Rohan’s blood turned to ice. He hadn't told the old man about Kavya. He hadn't told anyone he planned to propose next week on the Howrah Bridge.
Rohan’s smirk vanished. His twin brother had been stillborn. His father had abandoned them. He never told anyone. His pulse hammered as the old man continued.
They never spoke of that night again. But two years later, Rohan legally changed his name to Ayaan. He burned his old passport. He left data science, became a carpenter, and never visited Kurukshetra again. bhrigu samhita kundli
“What price?” Rohan’s voice cracked.
“Your leaf,” the old man whispered.
“You will meet a woman with a mole beneath her right eye. Her name is Kavya. You will propose on a bridge over water. But know this—if you marry her, she will die exactly thirteen months later by a falling object. The Bhrigu Samhita recorded this path 5,000 years ago. There is another path, scroll K-8912. But to see it, you must pay the price.”

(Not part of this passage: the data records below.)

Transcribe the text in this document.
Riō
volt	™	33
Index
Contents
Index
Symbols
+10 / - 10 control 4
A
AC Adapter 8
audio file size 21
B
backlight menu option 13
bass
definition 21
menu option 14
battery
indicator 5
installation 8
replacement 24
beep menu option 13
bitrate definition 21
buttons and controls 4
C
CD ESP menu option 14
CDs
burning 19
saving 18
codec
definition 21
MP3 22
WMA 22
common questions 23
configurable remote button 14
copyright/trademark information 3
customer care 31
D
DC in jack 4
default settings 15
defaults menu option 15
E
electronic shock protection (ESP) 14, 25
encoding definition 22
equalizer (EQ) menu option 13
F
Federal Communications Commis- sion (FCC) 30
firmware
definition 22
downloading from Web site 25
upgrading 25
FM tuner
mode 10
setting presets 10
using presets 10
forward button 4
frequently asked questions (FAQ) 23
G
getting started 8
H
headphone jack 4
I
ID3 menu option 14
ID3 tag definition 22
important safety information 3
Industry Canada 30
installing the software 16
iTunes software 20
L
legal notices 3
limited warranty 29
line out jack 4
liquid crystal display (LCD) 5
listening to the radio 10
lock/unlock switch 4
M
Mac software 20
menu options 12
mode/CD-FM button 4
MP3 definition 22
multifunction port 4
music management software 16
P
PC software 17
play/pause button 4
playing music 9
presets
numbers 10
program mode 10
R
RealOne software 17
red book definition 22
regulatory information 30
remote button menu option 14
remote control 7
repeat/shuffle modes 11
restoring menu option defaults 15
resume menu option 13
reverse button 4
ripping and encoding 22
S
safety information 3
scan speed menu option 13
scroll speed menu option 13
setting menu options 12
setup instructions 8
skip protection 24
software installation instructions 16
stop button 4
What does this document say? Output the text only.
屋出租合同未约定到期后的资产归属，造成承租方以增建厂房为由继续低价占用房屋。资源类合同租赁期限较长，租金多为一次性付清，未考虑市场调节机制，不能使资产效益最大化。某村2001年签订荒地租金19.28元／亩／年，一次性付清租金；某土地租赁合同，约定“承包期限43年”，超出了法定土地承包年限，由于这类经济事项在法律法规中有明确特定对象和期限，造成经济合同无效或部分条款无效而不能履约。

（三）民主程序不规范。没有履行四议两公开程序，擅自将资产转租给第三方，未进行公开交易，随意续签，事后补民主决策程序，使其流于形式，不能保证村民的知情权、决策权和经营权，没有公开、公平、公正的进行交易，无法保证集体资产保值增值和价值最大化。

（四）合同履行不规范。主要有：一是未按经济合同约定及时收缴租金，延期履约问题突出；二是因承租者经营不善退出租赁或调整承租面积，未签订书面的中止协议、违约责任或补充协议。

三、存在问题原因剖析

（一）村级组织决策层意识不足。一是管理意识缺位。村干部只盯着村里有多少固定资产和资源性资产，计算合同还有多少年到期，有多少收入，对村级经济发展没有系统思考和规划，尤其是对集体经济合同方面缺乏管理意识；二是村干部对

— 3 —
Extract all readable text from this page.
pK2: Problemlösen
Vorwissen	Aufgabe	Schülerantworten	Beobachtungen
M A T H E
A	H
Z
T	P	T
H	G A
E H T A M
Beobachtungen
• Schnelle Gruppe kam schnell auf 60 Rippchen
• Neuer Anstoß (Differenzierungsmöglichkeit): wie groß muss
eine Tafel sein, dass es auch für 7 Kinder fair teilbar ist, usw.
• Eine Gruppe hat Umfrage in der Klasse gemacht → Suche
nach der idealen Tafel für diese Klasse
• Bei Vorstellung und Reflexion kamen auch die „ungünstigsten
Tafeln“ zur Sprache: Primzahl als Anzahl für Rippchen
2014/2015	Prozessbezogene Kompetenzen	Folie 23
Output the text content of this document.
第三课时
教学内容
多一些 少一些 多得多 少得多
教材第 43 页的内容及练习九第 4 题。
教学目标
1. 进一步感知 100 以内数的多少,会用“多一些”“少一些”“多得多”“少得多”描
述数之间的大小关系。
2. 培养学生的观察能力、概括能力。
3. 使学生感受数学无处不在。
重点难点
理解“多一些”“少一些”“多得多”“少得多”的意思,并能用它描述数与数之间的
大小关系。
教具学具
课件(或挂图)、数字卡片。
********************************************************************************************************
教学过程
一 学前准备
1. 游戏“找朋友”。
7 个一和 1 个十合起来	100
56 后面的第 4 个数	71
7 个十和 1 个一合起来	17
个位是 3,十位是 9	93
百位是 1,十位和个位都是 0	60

He married Kavya. The wedding was perfect. The first six months were heaven. Then the cracks appeared. A flowerpot missed her by inches. A ceiling fan crashed onto her pillow moments after she got up. A billboard collapsed on the road she usually took—she was late that day. Rohan’s blood turned to ice
And somewhere in a dusty archive, a new leaf is forming with a single line: “Ayaan, formerly Rohan—escaped once. Check again in seven lifetimes.”